Ben-Gvir: «un attacco all’umanità»
Le parole di Ben-Gvir sulle uccisioni mirate a Gaza sono un attacco all’umanità: la presidente della EKD reagisce.
Quello che è stato detto
In un podcast il ministro israeliano della sicurezza nazionale Itamar Ben-Gvir ha dichiarato che a Gaza si dovrebbero compiere interventi mirati, con l’uccisione «ogni notte, trenta, quaranta persone».
Il riferimento, ha poi precisato, non è soltanto a combattenti che rappresentano un pericolo immediato: nella Striscia, ha aggiunto, ci sono persone che non meritano di vivere.
Le reazioni in Germania sono arrivate rapide, e da più parti.
«Supera chiaramente un confine»
La Vescova luterana e del Consiglio della Chiesa Evangelica in Germania (EKD), Kirsten Fehrs, ha scritto ieri sulla piattaforma Threads che le notizie su quelle richieste «mi sconvolgono».

E ha aggiunto: «Chi nega ad altri la loro umanità e invoca uccisioni mirate supera chiaramente il confine della libera espressione politica».
Parole simili, ha sottolineato Fehrs, sono un attacco all’umanità e richiedono una opposizione chiara.
Chi è Ben-Gvir
Cinquant’anni, avvocato, guida il partito di estrema destra Otzma Yehudit — «forza ebraica» — ed è ministro della sicurezza nazionale dal 2022.
Vive in un insediamento in Cisgiordania. Nel 2007 un tribunale israeliano lo ha condannato per istigazione razzista e sostegno a un’organizzazione terroristica.
Le altre voci
La critica non è arrivata soltanto dal mondo cristiano.
Charlotte Knobloch, presidente della Comunità israelitica di Monaco e dell’Alta Baviera, ha dichiarato: «Queste frasi non rappresentano i valori di Israele, e non dovrebbero restare senza contraddizione». Le parole del ministro, ha aggiunto, «allontanano la pace».
Il cancelliere federale Friedrich Merz ha definito quegli appelli «disumani e contrari al diritto internazionale», oltre che «inaccettabili».
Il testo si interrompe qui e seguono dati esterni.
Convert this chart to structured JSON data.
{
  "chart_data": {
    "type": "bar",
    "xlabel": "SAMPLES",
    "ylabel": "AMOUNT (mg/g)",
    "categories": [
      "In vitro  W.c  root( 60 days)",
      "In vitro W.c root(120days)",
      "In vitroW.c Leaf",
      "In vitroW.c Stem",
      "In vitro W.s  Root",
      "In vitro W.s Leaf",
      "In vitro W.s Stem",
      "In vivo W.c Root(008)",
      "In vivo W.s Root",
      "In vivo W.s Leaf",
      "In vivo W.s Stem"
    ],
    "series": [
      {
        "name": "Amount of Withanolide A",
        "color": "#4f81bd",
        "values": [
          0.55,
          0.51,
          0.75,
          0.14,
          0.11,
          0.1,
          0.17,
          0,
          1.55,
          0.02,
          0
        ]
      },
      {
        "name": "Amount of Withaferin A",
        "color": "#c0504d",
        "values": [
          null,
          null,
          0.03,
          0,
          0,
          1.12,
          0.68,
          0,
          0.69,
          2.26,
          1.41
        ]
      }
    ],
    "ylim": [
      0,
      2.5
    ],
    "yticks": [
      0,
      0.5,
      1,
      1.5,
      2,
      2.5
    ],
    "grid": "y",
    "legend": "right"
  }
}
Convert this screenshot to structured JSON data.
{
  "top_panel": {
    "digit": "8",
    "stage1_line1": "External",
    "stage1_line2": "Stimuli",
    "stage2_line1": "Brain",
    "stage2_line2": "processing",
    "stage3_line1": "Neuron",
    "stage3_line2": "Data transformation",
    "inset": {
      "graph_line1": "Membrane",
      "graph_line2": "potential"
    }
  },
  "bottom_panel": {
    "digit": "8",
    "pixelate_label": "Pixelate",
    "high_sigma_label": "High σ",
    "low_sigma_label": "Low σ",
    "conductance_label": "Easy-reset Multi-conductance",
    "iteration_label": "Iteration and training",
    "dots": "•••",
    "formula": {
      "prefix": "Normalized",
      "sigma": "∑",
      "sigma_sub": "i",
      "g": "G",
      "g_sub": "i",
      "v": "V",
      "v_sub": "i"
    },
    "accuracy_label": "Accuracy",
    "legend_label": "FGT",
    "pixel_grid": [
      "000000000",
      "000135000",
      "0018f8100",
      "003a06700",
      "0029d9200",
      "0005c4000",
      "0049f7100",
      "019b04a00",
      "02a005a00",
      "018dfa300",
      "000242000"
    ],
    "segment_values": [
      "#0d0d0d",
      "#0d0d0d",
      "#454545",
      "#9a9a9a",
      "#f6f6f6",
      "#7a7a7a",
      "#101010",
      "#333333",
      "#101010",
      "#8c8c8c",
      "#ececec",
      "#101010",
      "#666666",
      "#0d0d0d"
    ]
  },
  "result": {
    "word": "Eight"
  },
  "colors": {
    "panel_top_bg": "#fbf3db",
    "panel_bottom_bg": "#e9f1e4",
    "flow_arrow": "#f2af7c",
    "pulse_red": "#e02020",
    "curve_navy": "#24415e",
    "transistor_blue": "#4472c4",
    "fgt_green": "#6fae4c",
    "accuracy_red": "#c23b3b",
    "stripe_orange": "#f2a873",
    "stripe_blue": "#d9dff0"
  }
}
All’inizio di settembre, in un incontro informale dei ministri degli esteri, l’Unione europea tornerà a discutere di possibili sanzioni nei confronti del ministro: divieto d’ingresso e congelamento dei beni presenti in Europa. Servirebbe l’unanimità dei ventisette, che finora è mancata. Irlanda, Francia, Spagna e Slovenia hanno già disposto divieti d’ingresso a livello nazionale.
Il contesto
Nelle stesse ore il ministero delle costruzioni israeliano ha pubblicato un bando per oltre 1.200 unità abitative nella cosiddetta area E1, tra Gerusalemme est e l’insediamento di Maale Adumim. Il progetto complessivo ne prevede 3.400.
Se realizzato, il progetto dividerebbe di fatto la Cisgiordania in una parte settentrionale e una meridionale.
Anche su questo Merz ha espresso una ferma condanna, esprimento preoccupazione per questi passi del governo israeliano.
Perché ne scriviamo
Non è la prima volta che questo sito si occupa di quanto accade in terra santa.
Abbiamo raccontato la detenzione di Natalie Abudayyeh, studentessa e membro della chiesa luterana di Beit Jala.
Abbiamo dato conto dei sei anni del preposito Joachim Lenz a Gerusalemme, delle famiglie cristiane che se ne vanno, dei ragazzi della Talitha Kumi che restano.
C’è una ragione teologica per cui una chiesa non può tacere davanti a frasi come quelle pronunciate in quel podcast, e la reazione della Vescova luterana Fehrs lo conferma: ogni essere umano è creato a immagine di Dio. Non alcuni. Non quelli dalla parte giusta del confine.